This is the mail archive of the gcc-patches@gcc.gnu.org mailing list for the GCC project.


Index Nav: [Date Index] [Subject Index] [Author Index] [Thread Index]
Message Nav: [Date Prev] [Date Next] [Thread Prev] [Thread Next]
Other format: [Raw text]

Speedup genautomata.c


Hi,

besides from genattrtab (on which I'm planning to send an updated speedup
patch soon) also genautomata is a major serialization point in a parallel
build, on ia64 (and only there).  Basically all the time there is spend in
minimizing the resulting DFAs, like so:

 transformation: 0.276958, building NDFA: 7.479862, NDFA -> DFA: 14.161846
 DFA minimization: 184.686922, making insn equivalence: 0.009999
 all automaton generation: 206.529603, output: 2.788576

Ouch.  Some gprofing and thinking reveals that the huge number of calls to
state_is_differed and it's relative slowness are the reason for this.  
The insight to fix this is to see that the presence set for the first
cycle for each state (which is one part of the equivalence relation which
the process tries to work out) does not change during splitting the
equivalence classes.  Hence it can be cached before starting to build the 
equivalence classes (the new presence_signature member).

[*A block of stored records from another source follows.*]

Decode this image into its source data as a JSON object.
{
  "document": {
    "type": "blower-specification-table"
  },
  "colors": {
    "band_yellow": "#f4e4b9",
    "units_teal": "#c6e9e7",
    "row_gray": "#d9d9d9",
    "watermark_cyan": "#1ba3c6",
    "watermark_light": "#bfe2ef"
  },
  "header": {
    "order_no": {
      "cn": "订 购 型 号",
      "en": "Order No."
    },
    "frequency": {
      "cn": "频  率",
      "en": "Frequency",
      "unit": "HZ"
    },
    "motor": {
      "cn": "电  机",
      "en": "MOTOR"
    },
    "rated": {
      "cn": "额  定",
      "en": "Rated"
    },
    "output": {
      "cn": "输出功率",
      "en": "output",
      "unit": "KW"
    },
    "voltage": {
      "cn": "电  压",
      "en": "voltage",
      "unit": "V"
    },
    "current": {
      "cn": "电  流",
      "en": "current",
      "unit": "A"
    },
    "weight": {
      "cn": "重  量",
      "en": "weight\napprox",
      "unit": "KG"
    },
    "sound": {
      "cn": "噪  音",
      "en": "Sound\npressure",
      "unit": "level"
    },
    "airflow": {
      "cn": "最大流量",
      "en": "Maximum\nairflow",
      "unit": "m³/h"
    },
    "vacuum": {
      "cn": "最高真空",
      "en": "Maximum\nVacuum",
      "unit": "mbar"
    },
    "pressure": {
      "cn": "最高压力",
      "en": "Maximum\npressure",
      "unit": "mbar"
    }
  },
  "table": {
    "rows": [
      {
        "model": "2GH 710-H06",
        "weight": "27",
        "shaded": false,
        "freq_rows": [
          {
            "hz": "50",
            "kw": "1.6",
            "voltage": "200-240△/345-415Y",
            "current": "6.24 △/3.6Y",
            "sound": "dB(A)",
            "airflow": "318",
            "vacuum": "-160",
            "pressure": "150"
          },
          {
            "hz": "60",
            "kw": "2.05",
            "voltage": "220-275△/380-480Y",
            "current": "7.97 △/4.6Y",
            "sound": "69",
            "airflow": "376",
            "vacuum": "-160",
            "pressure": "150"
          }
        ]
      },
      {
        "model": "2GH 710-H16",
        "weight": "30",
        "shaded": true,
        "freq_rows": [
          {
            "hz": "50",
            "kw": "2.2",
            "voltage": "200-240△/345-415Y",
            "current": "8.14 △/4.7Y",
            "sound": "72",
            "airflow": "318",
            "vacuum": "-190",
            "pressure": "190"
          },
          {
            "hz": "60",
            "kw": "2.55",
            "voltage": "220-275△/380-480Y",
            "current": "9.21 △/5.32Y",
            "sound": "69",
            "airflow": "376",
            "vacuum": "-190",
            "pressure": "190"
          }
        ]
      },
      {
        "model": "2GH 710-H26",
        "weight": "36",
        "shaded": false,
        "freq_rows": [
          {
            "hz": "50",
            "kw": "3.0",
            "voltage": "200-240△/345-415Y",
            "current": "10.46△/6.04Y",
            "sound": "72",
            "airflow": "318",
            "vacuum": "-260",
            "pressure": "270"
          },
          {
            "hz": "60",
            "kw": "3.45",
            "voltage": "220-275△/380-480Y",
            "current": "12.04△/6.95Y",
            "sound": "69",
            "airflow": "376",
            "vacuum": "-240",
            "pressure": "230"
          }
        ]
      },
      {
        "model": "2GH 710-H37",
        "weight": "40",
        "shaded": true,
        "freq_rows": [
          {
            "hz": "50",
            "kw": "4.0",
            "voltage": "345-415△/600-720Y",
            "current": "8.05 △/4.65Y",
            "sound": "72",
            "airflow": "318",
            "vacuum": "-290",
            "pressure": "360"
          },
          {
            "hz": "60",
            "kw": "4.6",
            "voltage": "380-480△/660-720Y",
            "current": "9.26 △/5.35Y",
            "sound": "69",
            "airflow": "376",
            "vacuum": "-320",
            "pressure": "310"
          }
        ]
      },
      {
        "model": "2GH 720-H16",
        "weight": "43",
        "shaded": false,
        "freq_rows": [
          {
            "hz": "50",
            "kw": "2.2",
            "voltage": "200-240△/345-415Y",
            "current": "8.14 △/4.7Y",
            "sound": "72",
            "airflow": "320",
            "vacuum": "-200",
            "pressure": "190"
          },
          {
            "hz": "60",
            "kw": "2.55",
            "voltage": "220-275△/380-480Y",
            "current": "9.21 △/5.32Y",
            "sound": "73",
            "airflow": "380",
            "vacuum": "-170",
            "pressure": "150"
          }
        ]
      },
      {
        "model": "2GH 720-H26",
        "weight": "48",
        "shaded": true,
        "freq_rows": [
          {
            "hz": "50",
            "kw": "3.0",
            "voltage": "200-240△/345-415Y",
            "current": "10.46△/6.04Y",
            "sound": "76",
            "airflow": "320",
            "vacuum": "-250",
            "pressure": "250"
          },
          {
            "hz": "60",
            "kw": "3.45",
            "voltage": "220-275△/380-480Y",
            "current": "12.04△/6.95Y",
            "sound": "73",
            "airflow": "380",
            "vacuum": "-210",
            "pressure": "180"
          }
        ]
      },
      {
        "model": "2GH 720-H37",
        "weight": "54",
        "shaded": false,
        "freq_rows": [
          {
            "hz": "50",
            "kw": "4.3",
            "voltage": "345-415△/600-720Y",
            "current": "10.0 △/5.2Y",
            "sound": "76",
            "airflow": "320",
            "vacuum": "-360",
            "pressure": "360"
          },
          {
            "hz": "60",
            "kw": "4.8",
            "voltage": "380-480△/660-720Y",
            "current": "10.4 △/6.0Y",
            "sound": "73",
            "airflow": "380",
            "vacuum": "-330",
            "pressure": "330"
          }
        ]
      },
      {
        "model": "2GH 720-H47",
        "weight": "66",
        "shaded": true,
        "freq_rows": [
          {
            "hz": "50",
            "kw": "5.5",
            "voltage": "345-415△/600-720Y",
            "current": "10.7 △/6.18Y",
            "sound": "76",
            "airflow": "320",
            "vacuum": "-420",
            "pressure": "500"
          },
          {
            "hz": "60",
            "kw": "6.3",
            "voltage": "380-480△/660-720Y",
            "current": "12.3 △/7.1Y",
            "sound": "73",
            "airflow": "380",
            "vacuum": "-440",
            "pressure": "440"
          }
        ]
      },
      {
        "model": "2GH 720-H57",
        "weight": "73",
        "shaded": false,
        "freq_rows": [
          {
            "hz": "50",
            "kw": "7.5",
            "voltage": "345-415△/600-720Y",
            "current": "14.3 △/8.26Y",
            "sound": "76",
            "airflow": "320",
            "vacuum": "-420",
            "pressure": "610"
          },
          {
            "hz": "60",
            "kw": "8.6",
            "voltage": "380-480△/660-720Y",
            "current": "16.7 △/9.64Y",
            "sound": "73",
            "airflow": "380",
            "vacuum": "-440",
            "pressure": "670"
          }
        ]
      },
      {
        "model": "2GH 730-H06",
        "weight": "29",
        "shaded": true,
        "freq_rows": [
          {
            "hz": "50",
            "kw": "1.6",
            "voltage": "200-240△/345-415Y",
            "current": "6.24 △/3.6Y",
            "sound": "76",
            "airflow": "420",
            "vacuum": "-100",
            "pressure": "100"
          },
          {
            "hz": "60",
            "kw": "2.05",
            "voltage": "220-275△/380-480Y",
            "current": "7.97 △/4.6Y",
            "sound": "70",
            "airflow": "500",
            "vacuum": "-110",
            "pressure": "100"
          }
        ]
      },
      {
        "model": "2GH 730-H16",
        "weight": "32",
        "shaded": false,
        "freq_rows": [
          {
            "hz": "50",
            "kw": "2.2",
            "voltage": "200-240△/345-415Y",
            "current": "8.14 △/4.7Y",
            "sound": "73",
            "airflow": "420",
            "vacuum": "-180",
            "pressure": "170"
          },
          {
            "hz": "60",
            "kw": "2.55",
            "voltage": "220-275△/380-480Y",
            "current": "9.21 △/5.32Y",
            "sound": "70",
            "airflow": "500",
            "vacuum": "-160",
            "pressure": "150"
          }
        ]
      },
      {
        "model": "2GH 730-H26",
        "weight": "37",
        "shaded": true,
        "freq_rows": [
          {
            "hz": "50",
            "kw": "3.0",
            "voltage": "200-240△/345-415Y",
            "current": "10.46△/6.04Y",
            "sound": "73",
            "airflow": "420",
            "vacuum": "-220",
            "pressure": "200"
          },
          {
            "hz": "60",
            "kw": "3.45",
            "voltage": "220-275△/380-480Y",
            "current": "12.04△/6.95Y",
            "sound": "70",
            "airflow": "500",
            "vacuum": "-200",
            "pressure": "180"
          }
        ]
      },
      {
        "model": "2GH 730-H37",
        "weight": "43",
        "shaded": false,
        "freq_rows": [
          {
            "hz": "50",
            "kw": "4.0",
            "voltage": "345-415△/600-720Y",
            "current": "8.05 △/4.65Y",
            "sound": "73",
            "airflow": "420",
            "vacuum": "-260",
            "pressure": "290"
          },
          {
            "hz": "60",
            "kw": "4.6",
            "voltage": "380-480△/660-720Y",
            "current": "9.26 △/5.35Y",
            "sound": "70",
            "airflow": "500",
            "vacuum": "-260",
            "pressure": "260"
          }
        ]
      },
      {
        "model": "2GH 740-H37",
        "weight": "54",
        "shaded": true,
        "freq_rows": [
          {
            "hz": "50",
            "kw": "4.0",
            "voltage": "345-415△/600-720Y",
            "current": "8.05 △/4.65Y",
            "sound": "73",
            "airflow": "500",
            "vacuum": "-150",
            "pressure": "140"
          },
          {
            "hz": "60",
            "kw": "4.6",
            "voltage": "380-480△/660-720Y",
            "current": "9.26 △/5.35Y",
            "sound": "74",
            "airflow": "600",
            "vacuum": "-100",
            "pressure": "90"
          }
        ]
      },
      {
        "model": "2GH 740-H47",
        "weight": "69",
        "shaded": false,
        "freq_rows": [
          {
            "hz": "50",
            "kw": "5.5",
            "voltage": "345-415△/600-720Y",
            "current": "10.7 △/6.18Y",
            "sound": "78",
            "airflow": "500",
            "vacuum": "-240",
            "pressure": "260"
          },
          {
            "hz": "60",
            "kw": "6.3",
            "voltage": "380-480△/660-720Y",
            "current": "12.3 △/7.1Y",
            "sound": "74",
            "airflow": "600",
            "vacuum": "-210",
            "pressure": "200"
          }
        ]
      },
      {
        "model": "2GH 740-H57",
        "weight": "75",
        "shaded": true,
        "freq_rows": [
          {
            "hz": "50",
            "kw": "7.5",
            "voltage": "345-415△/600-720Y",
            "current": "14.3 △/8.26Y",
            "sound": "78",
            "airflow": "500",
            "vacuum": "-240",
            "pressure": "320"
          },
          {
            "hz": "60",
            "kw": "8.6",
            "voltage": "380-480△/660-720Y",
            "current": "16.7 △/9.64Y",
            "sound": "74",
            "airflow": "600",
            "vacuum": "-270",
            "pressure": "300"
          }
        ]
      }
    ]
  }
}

Initially I was just going to build a hash value from that presence set in
order to just speedup the non-equalness case in state_is_differed, 
which was already cool:

 transformation: 0.285956, building NDFA: 7.449868, NDFA -> DFA: 14.145851
 DFA minimization: 10.024475, making insn equivalence: 0.009998
 all automaton generation: 31.821163, output: 2.779577

but then I saw that in fact the set is not that large and can be just
memoized completely in the state.  That created the opportunity to do even
better, namely to sort all states beforehand on that presence set and
create a better initial approximation of the equivalence classes (only
those with the same presence set can be in one eq-class at all, which can
be found out in linear time when going over a sorted set).  As splitting
of eq-classes is quadratic in the number of elements at worst this speeds
up the worst case quite some more, like so:

 transformation: 0.280956, building NDFA: 7.459866, NDFA -> DFA: 14.270830
 DFA minimization: 3.393484, making insn equivalence: 0.012999
 all automaton generation: 25.329150, output: 2.802574

Also the number of out arcs (another criteria for the equivalence) doesn't 
change, or better said, can be trivially tracked in the add_ and 
remove_arc code, so that's another sort criteria.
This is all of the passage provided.